Mit Bewährungsbeschluss vom selben Tag hat die 1. große Strafkammer unter anderem festgelegt, dass die Bewährungszeit drei Jahre beträgt.
Die gegen dieses Urteil gerichtete Revision des Angeklagten hat der Bundesgerichtshof mit Beschluss vom 24. November 2009 (Aktenzeichen: 4 StR 245/09) mit der Maßgabe als unbegründet verworfen, dass zwei Monate der verhängten Freiheitsstrafe als vollstreckt gelten. Der Bundesgerichtshof hat zur Begründung ausgeführt, dass zur Kompensation einer während des Revisions-verfahrens eingetretenen, der Justiz anzulastenden Verfahrensverzögerung ein angemessener Teil der gegen den Angeklagten verhängten Freiheitsstrafe als vollstreckt anzusehen sei (vgl. BGHSt – GS 52, 124). Nach Ablauf der Revisions-begründungsfrist am 18. Juli 2008 sei seitens der Justizbehörden das Gebot zügiger Verfahrenserledigung (Art. 6
Abs. 1 Satz 1 MRK, Art. 2 Abs. 1 i.V.m. Art. 20 Abs. 3 GG) verletzt worden, weil die Akten erst am 16. Juni 2009 beim Generalbundes-anwalt eingegangen seien. Diese Verfahrensverzögerung sei darauf zurückzuführen, dass mit der Übersendung der Akten gewartet worden sei, bis das dieselbe Tat betreffende Verfahren bezüglich weiterer sieben der ursprünglich zehn früheren Mitangeklagten abgeschlossen gewesen sei. Zwar könne – so der Bundesgerichtshof – ein kurzes Abwarten sachgerecht sein, um denselben Sachverhalt betreffende Urteile dem Revisionsgericht gemeinsam vorzulegen.
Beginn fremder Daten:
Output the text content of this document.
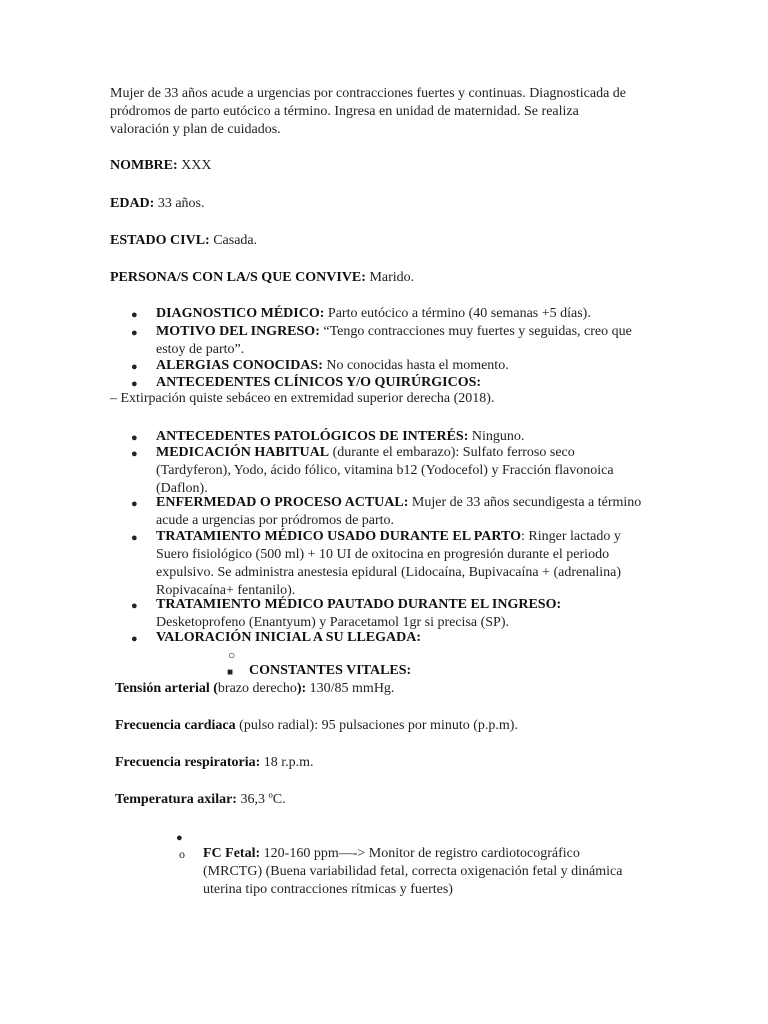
Mujer de 33 años acude a urgencias por contracciones fuertes y continuas. Diagnosticada de pródromos de parto eutócico a término. Ingresa en unidad de maternidad. Se realiza valoración y plan de cuidados.
NOMBRE: XXX
EDAD: 33 años.
ESTADO CIVL: Casada.
PERSONA/S CON LA/S QUE CONVIVE: Marido.
● DIAGNOSTICO MÉDICO: Parto eutócico a término (40 semanas +5 días).
● MOTIVO DEL INGRESO: “Tengo contracciones muy fuertes y seguidas, creo que estoy de parto”.
● ALERGIAS CONOCIDAS: No conocidas hasta el momento.
● ANTECEDENTES CLÍNICOS Y/O QUIRÚRGICOS:
– Extirpación quiste sebáceo en extremidad superior derecha (2018).
● ANTECEDENTES PATOLÓGICOS DE INTERÉS: Ninguno.
● MEDICACIÓN HABITUAL (durante el embarazo): Sulfato ferroso seco (Tardyferon), Yodo, ácido fólico, vitamina b12 (Yodocefol) y Fracción flavonoica (Daflon).
● ENFERMEDAD O PROCESO ACTUAL: Mujer de 33 años secundigesta a término acude a urgencias por pródromos de parto.
● TRATAMIENTO MÉDICO USADO DURANTE EL PARTO: Ringer lactado y Suero fisiológico (500 ml) + 10 UI de oxitocina en progresión durante el periodo expulsivo. Se administra anestesia epidural (Lidocaína, Bupivacaína + (adrenalina) Ropivacaína+ fentanilo).
● TRATAMIENTO MÉDICO PAUTADO DURANTE EL INGRESO: Desketoprofeno (Enantyum) y Paracetamol 1gr si precisa (SP).
● VALORACIÓN INICIAL A SU LLEGADA:
○
■ CONSTANTES VITALES:
Tensión arterial (brazo derecho): 130/85 mmHg.
Frecuencia cardiaca (pulso radial): 95 pulsaciones por minuto (p.p.m).
Frecuencia respiratoria: 18 r.p.m.
Temperatura axilar: 36,3 ºC.
●
o FC Fetal: 120-160 ppm—-> Monitor de registro cardiotocográfico (MRCTG) (Buena variabilidad fetal, correcta oxigenación fetal y dinámica uterina tipo contracciones rítmicas y fuertes)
Hier sei aber bei Ablauf der Revisionsbegründungsfrist im vorliegenden Verfahren noch keines der sieben weiteren Urteile ergangen und es sei auch nicht abzusehen gewesen, dass dies zeitnah geschehen würde. Durch diese Sachbehandlung sei eine unangemessene Verfahrensverzögerung von etwa neun Monaten eingetreten. Um dies auszugleichen, sei festzustellen, dass zwei Monate der erkannten Freiheitsstrafe als vollstreckt gelten. Einer höheren Kompensation bedürfe es nicht, weil eine besondere Belastung des nicht inhaftierten Angeklagten nicht ersichtlich sei.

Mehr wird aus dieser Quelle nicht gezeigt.